Bitcoin pulls back from the upper border of its ascending channel on Powell’s FOMC final day, with a daily bearish MACD cross confirmed and the price falling towards key SMA support. This article explains what the daily chart indicates, where the price could go next, and why the Fed’s transition to incoming Chairman Kevin Warsh adds a new layer of uncertainty.
summary
- Bitcoin is trading at $75,834 on April 29, down 0.67% during the session, as a daily bearish MACD crossover confirms a momentum shift.

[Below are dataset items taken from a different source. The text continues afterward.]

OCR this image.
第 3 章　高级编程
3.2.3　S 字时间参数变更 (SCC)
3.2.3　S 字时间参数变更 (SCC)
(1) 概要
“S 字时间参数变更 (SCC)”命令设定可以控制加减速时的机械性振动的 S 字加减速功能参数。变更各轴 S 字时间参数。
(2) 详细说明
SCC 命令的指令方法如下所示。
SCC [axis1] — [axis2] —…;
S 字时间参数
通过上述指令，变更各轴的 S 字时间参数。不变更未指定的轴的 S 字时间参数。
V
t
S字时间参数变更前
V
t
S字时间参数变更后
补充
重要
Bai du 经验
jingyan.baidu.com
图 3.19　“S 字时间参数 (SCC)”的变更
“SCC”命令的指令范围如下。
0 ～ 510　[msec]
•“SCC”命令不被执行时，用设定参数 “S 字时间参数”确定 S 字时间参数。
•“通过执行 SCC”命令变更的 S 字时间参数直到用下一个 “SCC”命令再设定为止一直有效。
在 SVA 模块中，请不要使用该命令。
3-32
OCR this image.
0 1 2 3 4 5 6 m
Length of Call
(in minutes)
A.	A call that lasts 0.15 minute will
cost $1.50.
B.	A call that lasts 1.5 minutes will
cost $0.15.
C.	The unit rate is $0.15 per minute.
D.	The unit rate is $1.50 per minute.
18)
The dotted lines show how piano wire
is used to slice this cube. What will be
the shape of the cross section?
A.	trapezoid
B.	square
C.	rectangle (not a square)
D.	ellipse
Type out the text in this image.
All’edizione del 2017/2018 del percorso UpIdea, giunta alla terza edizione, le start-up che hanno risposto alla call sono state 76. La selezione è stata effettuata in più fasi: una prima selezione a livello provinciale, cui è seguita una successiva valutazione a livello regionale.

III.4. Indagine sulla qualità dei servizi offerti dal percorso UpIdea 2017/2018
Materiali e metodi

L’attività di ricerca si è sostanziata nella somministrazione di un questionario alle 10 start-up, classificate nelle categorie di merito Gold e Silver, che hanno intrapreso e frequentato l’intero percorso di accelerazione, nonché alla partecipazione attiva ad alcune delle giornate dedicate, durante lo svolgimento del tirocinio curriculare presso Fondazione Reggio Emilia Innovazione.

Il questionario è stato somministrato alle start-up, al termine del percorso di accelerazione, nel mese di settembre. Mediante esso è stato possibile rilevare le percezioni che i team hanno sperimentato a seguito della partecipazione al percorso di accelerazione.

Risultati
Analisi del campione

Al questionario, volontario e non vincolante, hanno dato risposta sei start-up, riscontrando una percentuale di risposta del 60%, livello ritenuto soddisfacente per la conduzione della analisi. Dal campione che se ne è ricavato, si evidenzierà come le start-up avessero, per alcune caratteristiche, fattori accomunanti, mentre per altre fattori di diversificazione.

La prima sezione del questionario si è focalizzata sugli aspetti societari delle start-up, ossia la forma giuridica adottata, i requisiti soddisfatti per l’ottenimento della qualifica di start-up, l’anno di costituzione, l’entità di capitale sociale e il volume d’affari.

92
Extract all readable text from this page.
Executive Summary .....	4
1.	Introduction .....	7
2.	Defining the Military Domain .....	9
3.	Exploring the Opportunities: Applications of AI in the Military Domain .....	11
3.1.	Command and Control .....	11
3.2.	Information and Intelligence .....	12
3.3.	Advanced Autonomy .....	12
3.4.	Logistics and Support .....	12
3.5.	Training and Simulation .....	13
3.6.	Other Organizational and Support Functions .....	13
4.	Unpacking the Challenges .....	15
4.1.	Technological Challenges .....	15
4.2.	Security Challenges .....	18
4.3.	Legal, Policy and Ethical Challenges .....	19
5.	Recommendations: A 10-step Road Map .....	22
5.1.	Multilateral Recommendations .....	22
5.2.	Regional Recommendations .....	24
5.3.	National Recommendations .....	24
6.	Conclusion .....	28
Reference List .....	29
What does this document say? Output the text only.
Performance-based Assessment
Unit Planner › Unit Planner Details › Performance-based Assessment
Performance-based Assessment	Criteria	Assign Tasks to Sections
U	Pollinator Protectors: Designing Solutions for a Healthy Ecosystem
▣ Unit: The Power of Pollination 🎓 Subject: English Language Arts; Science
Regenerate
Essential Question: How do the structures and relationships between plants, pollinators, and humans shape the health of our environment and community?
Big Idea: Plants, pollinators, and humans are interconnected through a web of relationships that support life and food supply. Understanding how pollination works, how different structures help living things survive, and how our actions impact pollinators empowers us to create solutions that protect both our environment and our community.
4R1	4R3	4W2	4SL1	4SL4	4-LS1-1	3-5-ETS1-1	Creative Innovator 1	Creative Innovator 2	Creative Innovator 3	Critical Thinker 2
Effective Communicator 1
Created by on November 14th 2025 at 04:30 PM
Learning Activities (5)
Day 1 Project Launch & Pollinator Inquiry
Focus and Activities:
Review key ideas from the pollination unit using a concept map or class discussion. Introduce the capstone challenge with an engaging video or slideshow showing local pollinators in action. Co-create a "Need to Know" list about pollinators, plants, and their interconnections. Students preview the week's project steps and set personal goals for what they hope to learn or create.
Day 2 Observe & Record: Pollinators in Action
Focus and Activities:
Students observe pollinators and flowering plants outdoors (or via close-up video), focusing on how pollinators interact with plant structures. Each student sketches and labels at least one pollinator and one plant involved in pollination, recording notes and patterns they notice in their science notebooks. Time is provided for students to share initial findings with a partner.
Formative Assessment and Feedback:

- The price has pulled back from the upper border of the ascending channel and is now pressing the 20 SMA at $75,685 as immediate support.
- If the 20 SMA fails, the next floor is at the 50 SMA near $72,082; A confirmed close above $80,000 invalidates the bearish setup.
Bitcoin (Bitcoin) is trading at $75,834 on April 29, down 0.67% on the day, having reached a high of $77,904 before sellers reasserted control ahead of the Fed’s interest rate decision. The pullback comes as Jerome Powell holds his final FOMC press conference before his term ends on May 15, and with the daily MACD chart turning negative for the first time in several weeks, suggesting that the momentum that propelled April’s 21% rebound is beginning to wane.
MACD daily bearish crossover at descending channel resistance
The daily chart shows that Bitcoin is moving between two overlapping structures. The upward channel from the February lows near $59,000, defined by two parallel blue trend lines, remains intact and has defined the entire recovery through April. However, a broader down channel formed by two red trend lines extending from the February highs near $85,000 is capping the overall recovery, with the 200 SMA at $84,423 within this upper boundary as key overall resistance.

The price tested the upper area of the ascending channel near $78,000 on April 28, then pulled back sharply, producing a current session high of $77,904 before sliding to $75,834 at the time of writing. The important technical development on the daily chart for today is the MACD indicator. The MACD line reads at 1,650.21, the signal line at 1,815.33, and the histogram at -165.13, confirming a bearish crossover on the daily time frame. Cryptocurrency analyst Michael van de Poppe He said On
Key levels: support, resistance and price targets
Immediate support is the 20 simple moving average at $75,685, which is the price it is currently putting pressure on. A daily close below it removes the first dynamic buffer and puts the 50 SMA at $72,082 and the 100 SMA at $72,659 under focus, both of which are converging into a narrow block near the $72,000 to $73,000 region which analysts identify as the lower limit of an upward channel. A confirmed close below $72,000 would break the upward channel structure and open a retest of the $65,000 to $68,000 range, where heavy on-chain accumulation occurred throughout the Iran-led correction in Q1 2026.
On the upside, $80,000 remains the key resistance level and bullish case target that would negate the current bearish MACD reading. Above it, the 200 SMA at $84,423 and the upper limit of the descending red channel represent the overall level that the bulls must cross for a confirmed structural trend reversal. A confirmed daily close above $80,000 in volume would shift the near-term bias back toward neutral.
ETF flows and derivatives context
According to data tracked by crypto.newsBitcoin exchange-traded funds recorded $89.68 million in net outflows on April 28, breaking an eight-day streak of inflows that totaled $2.43 billion. Bitcoin fell after eight of the last nine FOMC meetings within 48 hours of the decision, according to the data Published by Vimixwith the pattern being led by traders unwinding long positions before the event rather than by the price decision itself. The current setup, where BTC entered the FOMC at a 21% rally in April with the Fear and Greed Index near 40, closely mirrors the previous settings that produced the largest post-meeting declines.
Powell’s exit and uncertainty at Warsh
This meeting carries an additional layer of uncertainty beyond the interest rate decision. Powell’s term ends on May 15, and new Chairman Kevin Warsh is expected to chair the June 16-17 FOMC meeting as his first. As reported by crypto.newsInstitutional flows have proven sensitive to changes in the tone of the Fed’s communications throughout 2026, with oil prices approaching $105 per barrel adding pressure to interest rate cut expectations. Warsh’s hawkish reputation for Powell could shift the June dot chart in a direction that tightens liquidity expectations for risk assets, making the 48-hour post-FOMC window on April 30 and May 1 a critical test of whether this pullback stabilizes or extends toward $72,000.
If Bitcoin holds the 20 SMA at $75,685 and reclaims $77,500 on the daily close, the upward channel will remain intact and a bearish MACD crossover may act as a temporary signal. A close below $72,082 confirms that a deeper correction is underway.